La stratégie de course est fondamentale. En particulier la gestion des pauses est assez complexe, et c’était une nouveauté pour moi. Premièrement, il s’agit d’optimiser la vitesse globale, c’est à dire choisir une fréquence et une durée de pause optimale pour ne pas “perdre” de temps inutilement, tout en étant suffisamment frais pour courir à bon rythme. On avait prévu 4 heures par nuit, deux repas de 20 minutes par jour et quelques autres pauses. Deuxièmement, il y a des passages techniques et/ou présentant une navigation délicate qui sont moins évidents de nuit. Il s’agit donc d’évaluer la difficulté de ce genre de sections, d’estimer le temps perdu à les traverser de nuit, et finalement de décider s’il ne vaut mieux faire une pause plus longue avant le-dit passage par exemple, plutôt que de se fatiguer inutilement dessus de nuit et finalement arriver (presque) au même résultat. D’autres choix stratégiques sont aussi à prendre en compte comme par exemple manger et/ou dormir en refuge ou bivouaquer ? Tout cela rend la course en peu plus intéressante. Je savais que ça ne serait pas évident, donc ça ne m’a pas surpris non plus.
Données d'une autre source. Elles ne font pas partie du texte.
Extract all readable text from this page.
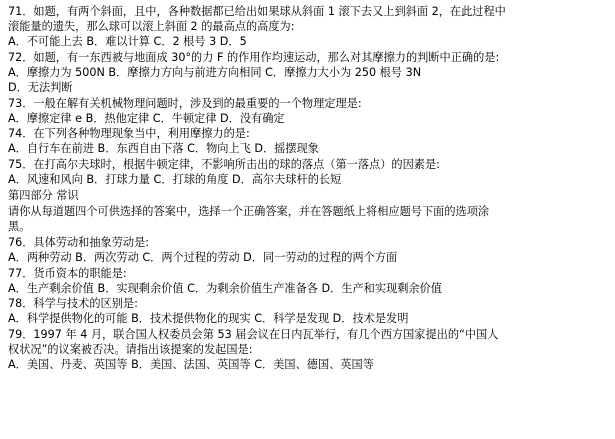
71．如题，有两个斜面，且中，各种数据都已给出如果球从斜面 1 滚下去又上到斜面 2，在此过程中
滚能量的遗失，那么球可以滚上斜面 2 的最高点的高度为:
A．不可能上去 B．难以计算 C．2 根号 3 D．5
72．如题，有一东西被与地面成 30°的力 F 的作用作均速运动，那么对其摩擦力的判断中正确的是:
A．摩擦力为 500N B．摩擦力方向与前进方向相同 C．摩擦力大小为 250 根号 3N
D．无法判断
73．一般在解有关机械物理问题时，涉及到的最重要的一个物理定理是:
A．摩擦定律 e B．热他定律 C．牛顿定律 D．没有确定
74．在下列各种物理现象当中，利用摩擦力的是:
A．自行车在前进 B．东西自由下落 C．物向上飞 D．摇摆现象
75．在打高尔夫球时，根据牛顿定律，不影响所击出的球的落点（第一落点）的因素是:
A．风速和风向 B．打球力量 C．打球的角度 D．高尔夫球杆的长短
第四部分 常识
请你从每道题四个可供选择的答案中，选择一个正确答案，并在答题纸上将相应题号下面的选项涂
黑。
76．具体劳动和抽象劳动是:
A．两种劳动 B．两次劳动 C．两个过程的劳动 D．同一劳动的过程的两个方面
77．货币资本的职能是:
A．生产剩余价值 B．实现剩余价值 C．为剩余价值生产准备各 D．生产和实现剩余价值
78．科学与技术的区别是:
A．科学提供物化的可能 B．技术提供物化的现实 C．科学是发现 D．技术是发明
79．1997 年 4 月，联合国人权委员会第 53 届会议在日内瓦举行，有几个西方国家提出的“中国人
权状况”的议案被否决。请指出该提案的发起国是:
A．美国、丹麦、英国等 B．美国、法国、英国等 C．美国、德国、英国等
La gestion de l’équipe a été un problème majeur pour “The Chameleons”, et je dois avouer que ça m’a surpris. Je ne m’attendais pas à une symbiose parfaite, mais je pensais que ça collerait à peu près. Nous ne connaissions pas assez avant la course. Les trois membres, sous couvert “de simplement vouloir finir la boucle” avaient en fait des motivations assez différentes. La différence de niveau, en particulier en descente a aussi donne lieu à du stress inutile. Un des coureurs était relativement lent en descente. L’autre était très stressé par cette lenteur. Et moi au milieu, anxieux de ne pouvoir régler ce “problème”. Une telle course génère assez de tensions “individuelles” (fatigue musculaire et mentale, problèmes digestifs, tendinites, stress des barrières horaires, stratégie, …) que l’ajout de tensions entre membres est suicidaire. Idéalement, l’esprit d’équipe devrait au contraire aider à réduire les problèmes individuels.

La façon dont la course est organisée m’a aussi un peu surpris par sa simplicité et convivialité.

Justement, dans les médias, on a entendu parler de l’UTMB (et de Kilian Jornet) mais peu ou pas des 3 autres courses organisées en parallèle. Toi qui as déjà participé à l’UTMB, vois-tu des différences côté coulisse entre ces 4 courses ?
Je n’ai couru ni la CCC (Courmayeur-Champex-Chamonix (98km +5600m)) ni la TDS (Sur les Traces des Ducs de Savoie (105km +6700m)), mais ces deux courses sont organisées exactement comme l’UTMB. Etant donné que ce sont plus ou moins des demi-UTMB, et qu’elles ont été créées après l’UTMB, elles sont naturellement moins mentionnées dans les médias. La PTL est complètement différente des 3 autres. C’est une tentative de “retour aux sources”, avec un support différent de la part de l’organisation, et un parcours plus sauvage.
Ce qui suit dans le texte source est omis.